Но с уютом приходит и особенно острое ощущение недавно перенесенных трудностей. Тело точно оттаивало и начинало нестерпимо болеть. Острее чувствовалась боль в кровоточащих руках.

– Ну-с, маэстро, вы какого мнения? – спросил Канищев, поудобнее подбирая под себя разутые ноги.

– О чем это, позвольте узнать?

– Разве это зимовье не служит указанием на то, что здесь бывал человек? А раз так – наши шансы повышаются. Позавчера – стог, сегодня – зимовье, а завтра, может статься, – деревня. Как полагаете?

– Судя по всему, в зимовье уже невесть сколько времени никто не бывал, ответил я. – А от того, что во время oно здесь жили охотники и, может быть, придут сюда еще когда-нибудь, мне не слаще.

– Говоря откровенно, по-моему, не больше двадцати пяти шансов из ста за то, что мы встретим в этом краю людей… Попробуйте привыкнуть к мысли, что нам придется устраиваться на житье в таком вот зимовье и превращаться в лесных людей. Вон ведь сколько мы видели здесь дичи! Глухари сами лезут в руки. А раз так, значит мы рано или поздно научимся их ловить и получим в наше распоряжение отличное жаркое.

– Хотелось бы только получить это жаркое раньше, чем мы сами превратимся в жаркое для кого-нибудь другого, – вероятно, не очень весело ответил я. – А впрочем, утро вечера мудренее, давайте спать. Ух, черт ее возьми, какая холодная эта шинель!

– Да не будет мне бренное ложе сие смертным одром…

Канищев выколотил трубку и теснее прижался ко мне. Не знаю, долго ли мы дремали. Вероятно, не больше получаса. Нас разбудил удушливый дым, заполнивший избушку. Сырые дрова стали так чадить, что дым клубился над нашими головами, грозя задушить. Кончилось блаженство у очага. Сухих дров не было, значит не было и огня. Пришлось выбросить из очага последние головешки. На память о тепле нам остался только отвратительный угар. Чего доброго, утром от него и вовсе не проснешься.

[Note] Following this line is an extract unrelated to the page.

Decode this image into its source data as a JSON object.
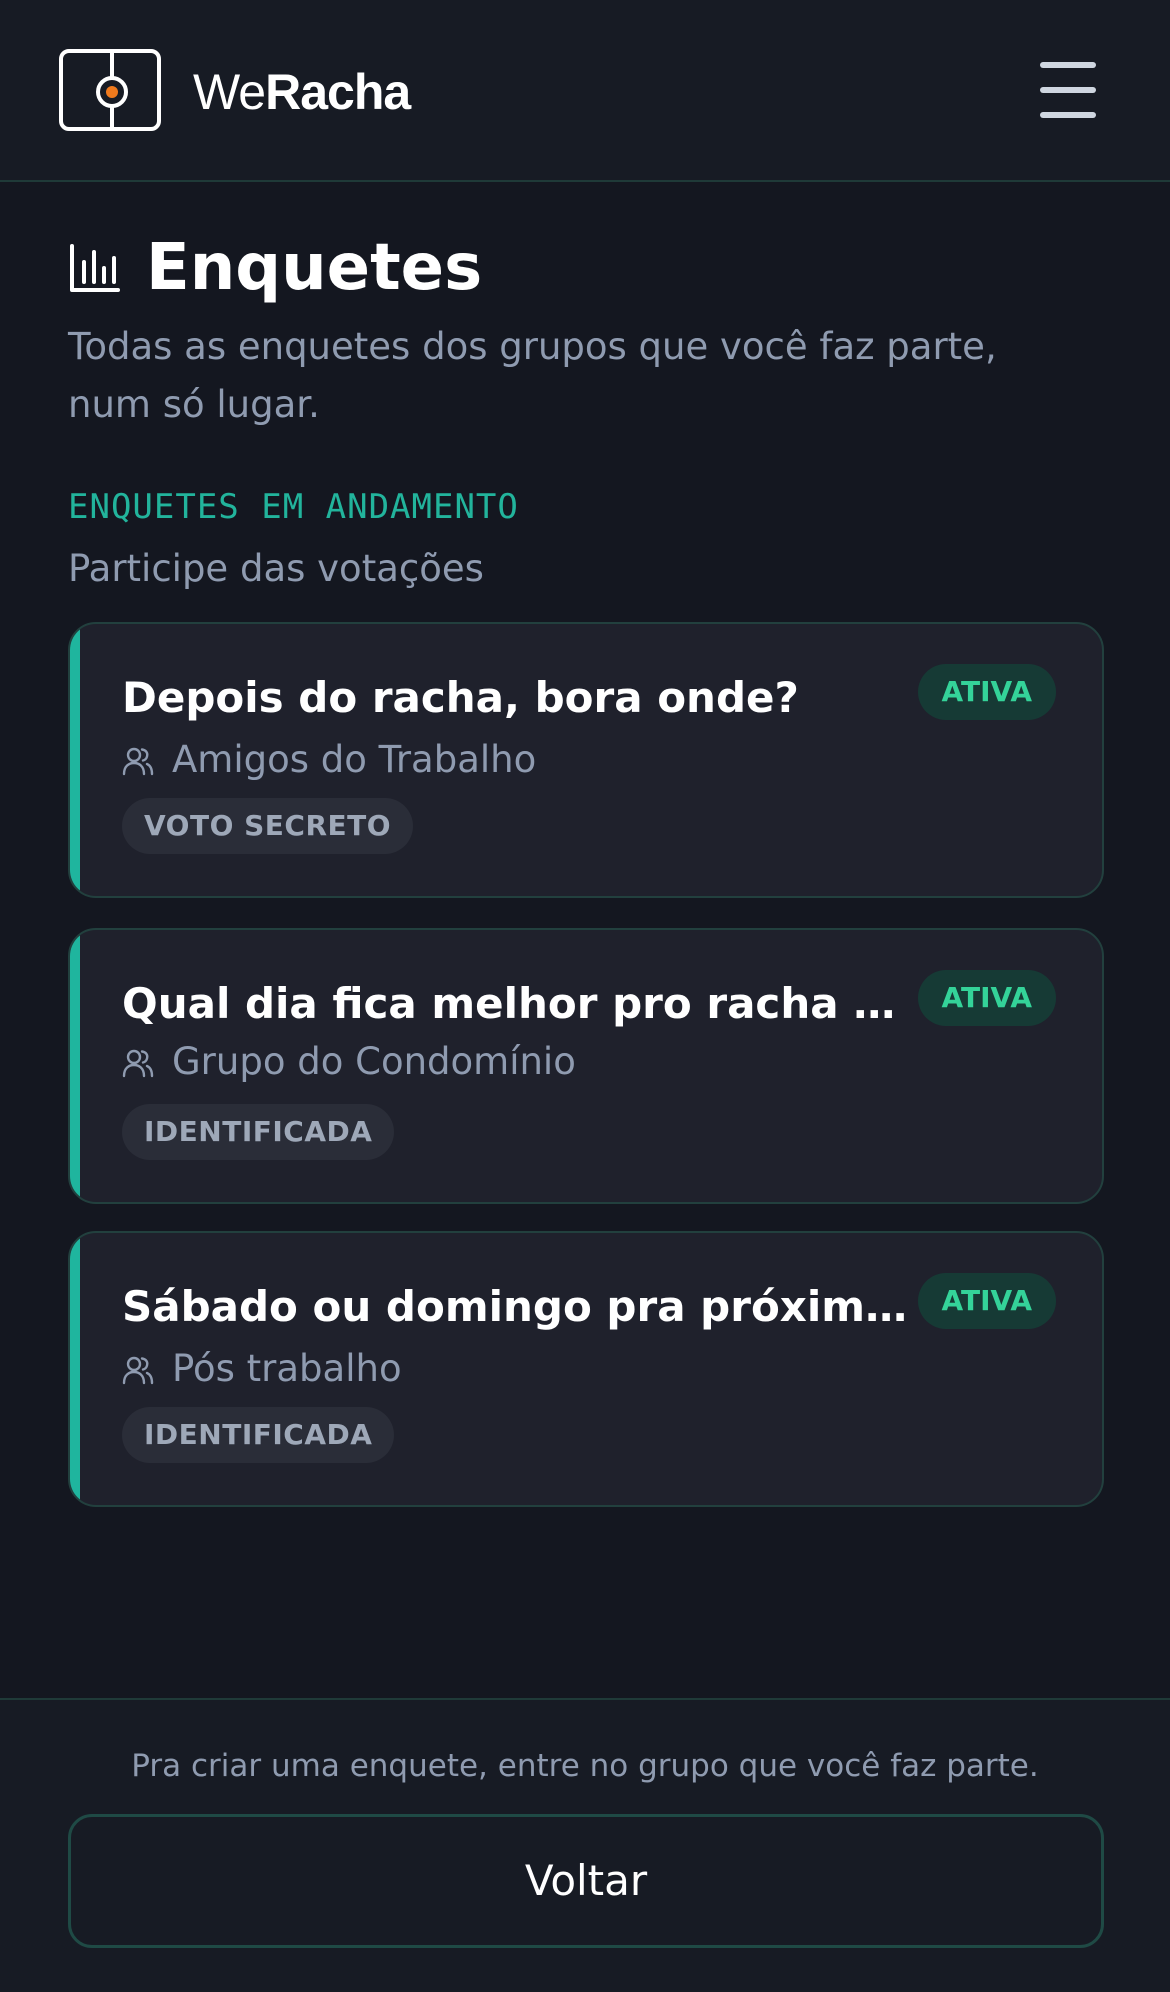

Утро оказалось для нас еще более ранним, чем все предыдущие. Оставаться в промозглом помещении не было никакой возможности. Холод пронизывал до костей.

Когда мы выползли наружу, стало ясно, почему ночью нас корчило от холода так, что теперь зуб не попадал на зуб. Перед нами высились посеребренные морозом ели. Иней блестел на всём вокруг. Под нашими подошвами трава ломалась и хрустела, с веток деревьев спадали льдинки.

– А знаете, – с неожиданной бодростью воскликнул Канищев, – надо воспользоваться морозом: вероятно, рябина сегодня более приемлема.

И он принялся за рябину. Для меня этот завтрак не был новостью – я уже вторые сутки жевал горько-кислую ягоду.

Тщетно пытаясь преодолеть судорогу, сводившую лицо в такую гримасу, что и у меня-то во рту делалось кисло, Канищев проговорил:

– Интересно бы заглянуть в меню завтрака, который поедают сегодня наши уважаемые конкуренты Федосеенко и Ланкман.

При этих словах он аппетитно причмокнул: он был гурман.

Я знал, что, если сейчас же не отвлеку его мысли от еды, он, как чеховская Сирена, начнет фантазировать по поводу того, что заказал бы сейчас на завтрак, на обед, на ужин, и меня стошнит, как в тайне от него уже стошнило однажды, когда я переел рябины.